南相馬市、AIと衛星データを活用した農地維持支援を開始
福島県南相馬市に本社を置くLAND INSIGHT株式会社が、同市および全国で進行中の「中山間地域等直接支払制度」を支援するため、新たな実証事業に着手しました。このプロジェクトは、農地維持の支援を目的としています。共同のパートナーとして、Penguin Labs合同会社が参加し、AIや衛星データを活用した革新的な手法で実施されます。
農地維持を支える背景
中山間地域等直接支払制度は、平地に比べて生産条件が厳しい中山間地域の農業を維持するために設けられた国の制度です。2024年度には531億円もの交付金が予定されていますが、実際には制度の対象となる農地の実施率は低く、農林水産省の推計によれば、急傾斜農地では約54%、緩傾斜農地では約31%と、全体の36%にとどまります。これにより、6割以上の農地が支援を受けていない現状があります。
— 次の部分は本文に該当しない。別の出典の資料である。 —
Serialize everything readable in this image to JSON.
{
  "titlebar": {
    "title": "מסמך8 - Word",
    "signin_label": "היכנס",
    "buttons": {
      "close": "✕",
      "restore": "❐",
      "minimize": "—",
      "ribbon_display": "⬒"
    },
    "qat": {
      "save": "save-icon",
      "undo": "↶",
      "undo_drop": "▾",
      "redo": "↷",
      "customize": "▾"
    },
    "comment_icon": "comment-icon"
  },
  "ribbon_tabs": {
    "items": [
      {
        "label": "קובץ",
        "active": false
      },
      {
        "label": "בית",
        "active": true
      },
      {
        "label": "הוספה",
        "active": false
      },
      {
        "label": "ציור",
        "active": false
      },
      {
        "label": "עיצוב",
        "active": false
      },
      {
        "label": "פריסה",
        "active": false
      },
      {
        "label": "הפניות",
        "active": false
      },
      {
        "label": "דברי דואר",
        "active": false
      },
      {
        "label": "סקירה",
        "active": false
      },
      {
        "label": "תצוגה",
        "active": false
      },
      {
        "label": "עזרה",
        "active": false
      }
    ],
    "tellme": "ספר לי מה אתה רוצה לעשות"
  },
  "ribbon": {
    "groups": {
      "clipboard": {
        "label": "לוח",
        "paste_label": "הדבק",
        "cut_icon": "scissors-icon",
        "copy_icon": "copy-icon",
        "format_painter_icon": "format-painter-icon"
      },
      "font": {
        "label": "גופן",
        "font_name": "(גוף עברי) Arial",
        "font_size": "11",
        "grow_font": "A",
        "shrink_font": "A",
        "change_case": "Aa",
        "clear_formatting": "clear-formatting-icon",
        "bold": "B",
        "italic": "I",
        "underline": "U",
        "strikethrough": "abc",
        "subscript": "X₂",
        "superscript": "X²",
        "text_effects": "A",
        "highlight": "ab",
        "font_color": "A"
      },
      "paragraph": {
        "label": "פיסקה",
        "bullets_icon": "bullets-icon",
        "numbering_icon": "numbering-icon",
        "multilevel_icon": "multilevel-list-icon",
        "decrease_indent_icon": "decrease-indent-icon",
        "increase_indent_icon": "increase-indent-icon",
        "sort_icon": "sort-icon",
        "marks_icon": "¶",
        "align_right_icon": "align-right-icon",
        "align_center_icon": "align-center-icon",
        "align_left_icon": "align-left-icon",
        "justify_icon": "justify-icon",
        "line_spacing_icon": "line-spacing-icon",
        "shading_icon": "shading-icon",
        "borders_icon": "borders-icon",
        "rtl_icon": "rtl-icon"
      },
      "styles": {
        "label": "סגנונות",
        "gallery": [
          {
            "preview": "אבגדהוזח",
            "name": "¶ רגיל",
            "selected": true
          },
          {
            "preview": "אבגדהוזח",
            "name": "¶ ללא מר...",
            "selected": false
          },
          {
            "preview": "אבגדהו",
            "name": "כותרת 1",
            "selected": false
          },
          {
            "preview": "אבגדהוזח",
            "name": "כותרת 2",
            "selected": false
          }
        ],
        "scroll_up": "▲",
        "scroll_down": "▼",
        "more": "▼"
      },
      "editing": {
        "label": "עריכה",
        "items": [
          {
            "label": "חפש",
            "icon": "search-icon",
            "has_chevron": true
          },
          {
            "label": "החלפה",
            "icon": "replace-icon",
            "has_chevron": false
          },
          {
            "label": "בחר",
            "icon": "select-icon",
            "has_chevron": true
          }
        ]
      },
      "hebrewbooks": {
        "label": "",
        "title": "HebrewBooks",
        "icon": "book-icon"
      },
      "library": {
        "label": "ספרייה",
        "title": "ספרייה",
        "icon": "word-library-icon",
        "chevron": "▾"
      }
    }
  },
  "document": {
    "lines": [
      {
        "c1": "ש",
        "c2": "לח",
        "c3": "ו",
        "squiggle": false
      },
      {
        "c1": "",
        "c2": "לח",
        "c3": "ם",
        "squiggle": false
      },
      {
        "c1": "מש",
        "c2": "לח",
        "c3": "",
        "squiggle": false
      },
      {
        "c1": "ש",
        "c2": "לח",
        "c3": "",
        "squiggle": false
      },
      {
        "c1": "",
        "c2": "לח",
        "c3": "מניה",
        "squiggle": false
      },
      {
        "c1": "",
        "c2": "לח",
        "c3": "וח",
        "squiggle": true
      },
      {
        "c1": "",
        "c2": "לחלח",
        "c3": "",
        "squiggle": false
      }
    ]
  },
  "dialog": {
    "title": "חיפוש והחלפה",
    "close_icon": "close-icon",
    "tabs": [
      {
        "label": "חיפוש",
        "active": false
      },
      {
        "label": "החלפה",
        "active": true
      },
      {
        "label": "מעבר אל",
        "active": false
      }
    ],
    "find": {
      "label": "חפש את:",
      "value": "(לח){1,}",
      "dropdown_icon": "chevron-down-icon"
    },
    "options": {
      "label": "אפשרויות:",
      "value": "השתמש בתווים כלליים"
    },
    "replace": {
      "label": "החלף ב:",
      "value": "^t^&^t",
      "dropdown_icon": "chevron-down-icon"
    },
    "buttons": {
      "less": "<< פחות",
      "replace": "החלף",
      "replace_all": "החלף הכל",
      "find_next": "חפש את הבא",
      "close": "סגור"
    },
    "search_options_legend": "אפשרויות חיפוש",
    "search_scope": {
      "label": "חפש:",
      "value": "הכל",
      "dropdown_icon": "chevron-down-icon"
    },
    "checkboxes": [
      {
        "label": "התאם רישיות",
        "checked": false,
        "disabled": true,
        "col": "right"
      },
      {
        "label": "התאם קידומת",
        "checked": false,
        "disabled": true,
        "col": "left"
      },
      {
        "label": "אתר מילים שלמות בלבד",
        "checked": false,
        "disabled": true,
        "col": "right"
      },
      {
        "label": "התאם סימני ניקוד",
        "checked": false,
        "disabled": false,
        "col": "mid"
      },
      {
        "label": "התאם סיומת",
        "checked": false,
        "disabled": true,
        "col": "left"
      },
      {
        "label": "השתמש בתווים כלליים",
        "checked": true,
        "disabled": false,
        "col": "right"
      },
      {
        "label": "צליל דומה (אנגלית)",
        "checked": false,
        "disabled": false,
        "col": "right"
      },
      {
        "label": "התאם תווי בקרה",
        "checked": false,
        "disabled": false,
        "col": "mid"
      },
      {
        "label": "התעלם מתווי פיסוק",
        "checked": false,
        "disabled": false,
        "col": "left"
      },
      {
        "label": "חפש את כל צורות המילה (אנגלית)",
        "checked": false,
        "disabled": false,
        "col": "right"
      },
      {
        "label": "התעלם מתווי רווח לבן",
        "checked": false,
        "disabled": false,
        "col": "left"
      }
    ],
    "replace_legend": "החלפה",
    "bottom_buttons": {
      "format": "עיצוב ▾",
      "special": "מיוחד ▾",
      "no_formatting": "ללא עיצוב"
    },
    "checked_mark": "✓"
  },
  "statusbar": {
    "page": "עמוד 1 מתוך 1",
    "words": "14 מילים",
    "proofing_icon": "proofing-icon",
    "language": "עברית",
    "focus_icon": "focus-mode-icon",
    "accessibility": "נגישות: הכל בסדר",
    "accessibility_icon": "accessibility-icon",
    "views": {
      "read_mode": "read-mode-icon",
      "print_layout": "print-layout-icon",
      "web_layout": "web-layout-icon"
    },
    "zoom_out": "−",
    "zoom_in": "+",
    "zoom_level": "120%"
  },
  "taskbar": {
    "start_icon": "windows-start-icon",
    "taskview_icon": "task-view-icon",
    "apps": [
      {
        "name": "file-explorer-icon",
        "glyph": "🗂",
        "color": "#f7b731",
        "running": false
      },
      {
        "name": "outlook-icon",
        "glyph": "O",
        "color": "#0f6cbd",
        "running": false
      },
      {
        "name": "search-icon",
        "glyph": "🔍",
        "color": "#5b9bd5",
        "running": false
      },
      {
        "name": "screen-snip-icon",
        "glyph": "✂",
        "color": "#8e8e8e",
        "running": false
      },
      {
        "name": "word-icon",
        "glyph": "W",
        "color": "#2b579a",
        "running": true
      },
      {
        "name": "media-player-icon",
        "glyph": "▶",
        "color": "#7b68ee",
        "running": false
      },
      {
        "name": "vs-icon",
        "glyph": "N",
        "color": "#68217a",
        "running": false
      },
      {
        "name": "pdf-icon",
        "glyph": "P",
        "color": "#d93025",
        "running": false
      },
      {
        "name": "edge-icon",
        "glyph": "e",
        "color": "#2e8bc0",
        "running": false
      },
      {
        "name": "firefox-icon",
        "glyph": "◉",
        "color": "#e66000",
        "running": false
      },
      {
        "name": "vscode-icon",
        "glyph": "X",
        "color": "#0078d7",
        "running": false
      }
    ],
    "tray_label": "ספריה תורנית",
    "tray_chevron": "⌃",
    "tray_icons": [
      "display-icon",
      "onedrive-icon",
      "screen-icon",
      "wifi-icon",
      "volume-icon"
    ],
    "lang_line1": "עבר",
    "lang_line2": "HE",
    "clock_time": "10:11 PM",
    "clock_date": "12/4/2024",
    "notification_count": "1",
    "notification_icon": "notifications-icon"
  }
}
この背景には、農業の担い手不足や高齢化、制度への認知不足、申請手続きの負担が存在します。これらの課題を受けて、農林水産省は2026年から「プッシュ型支援」へと制度を変更し、地方自治体が農地の特定と活用を促進する方向への転換を打ち出しています。
実証事業の内容と仕組み
南相馬市での実証事業は、旧石神村・旧上真野村エリアにある約12,000筆の農地を対象に行われます。ここでは、衛星データや地形データをAIで分析し、対象候補農地を抽出するシステムの構築を目指します。
1. 交付対象農地の可視化
国土地理院が提供する標高データや衛星データを駆使し、交付の要件を満たす可能性のある農地を一筆単位で抽出します。分析の結果は視覚的に提供され、傾斜や農地のまとまりを色分けした状態で確認することができます。
2. 制度の活用状況の把握
抽出した交付対象農地と実際の交付状況を比較し、制度が活用されていない地域を特定します。これにより、南相馬市が優先的に支援を行なうべき集落を明示し、行政側の働きかけを強化します。
3. 交付見込額の試算
対象農地について、年間の交付見込額を算出し、これを集落や農家への説明に役立てます。
4. 業務の効率化
抽出した情報は申請業務にも利用できるよう整備し、AI技術を活用して業務の効率を高めることを狙っています。
実施体制
本事業は南相馬市、Penguin Labs、LAND INSIGHTが一体となって実施します。
- - 南相馬市:実証フィールドの提供及び集落への働きかけ
- - Penguin Labs:衛星・地形データの解析および対象農地可視化システムの開発
- - LAND INSIGHT:地方自治体や農家のヒアリング調査を通じた現場課題の整理
未来に向けた展望
今回の実証事業の成功を受け、LAND INSIGHTとPenguin Labsは全国の中山間地域への導入を目指します。また、現場でのデジタル化を進めることで、中山間地域の農地維持と制度活用の促進に貢献することが期待されています。地理空間インテリジェンス技術を活用した新たなサービスの拡大にも期待がかかる状況です。
今後、南相馬市から始まるこのプロジェクトが中山間地域の農業を支える大きな力となることを願っています。